Publicado em 25 de novembro de 2020 às 12h58.

Última atualização em 25 de novembro de 2020 às 17h48.

2020 veio para nos mostrar que o racismo continua sendo uma pauta de extrema urgência, a ser debatida e endereçada em todos os âmbitos de nossa sociedade. Essa conversa não pode mais ficar restrita ao espaço dos negros: os brancos precisam fazer parte desse debate, oferecendo escuta, apoio e ação. Mais do que uma causa dos negros, eliminar o racismo deve ser também uma luta dos brancos, principalmente, nas empresas. É preciso que esse discurso saia das páginas dos relatórios de sustentabilidade e de notas de repúdio e se transforme em ações incisivas.

O recente caso do Carrefour de Porto Alegre, em que a agressão por seguranças terceirizados resultou na morte de João Alberto Silveira Freitas, é mais uma prova disso.

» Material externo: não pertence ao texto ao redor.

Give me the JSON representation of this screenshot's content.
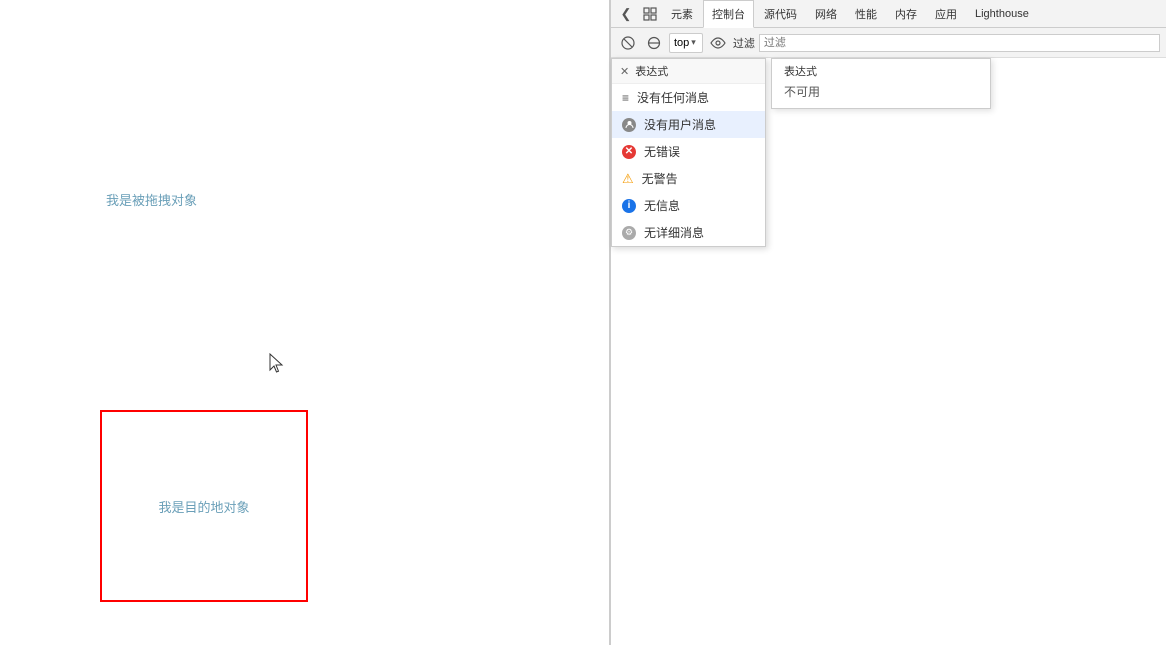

Apesar de manterem uma agenda robusta de iniciativas pela diversidade racial e demais temas relacionados à pauta ESG, frequentemente a empresa se vê envolvida em episódios em que as vítimas são sempre pessoas negras. Segundo um comunicado da empresa, 57% dos seus colaboradores são pessoas negras e mais de um terço dos gestores se autodeclaram pretos ou pardos. Se clientes negros continuam sendo agredidos e até mesmo assassinados por causa da cor de sua pele, isso não basta. Assim como muitas empresas que investem hoje em pautas raciais por pressão do mercado, a rede de supermercado precisa de mais ações concretas para o fortalecimento de sua cultura de diversidade, além de trabalhar para que João Alberto tenha sido a última pessoa morta em uma de suas lojas. É preciso que as palavras saiam dos manuais e fiquem mais claras nas atitudes da empresa e de seus fornecedores diretos.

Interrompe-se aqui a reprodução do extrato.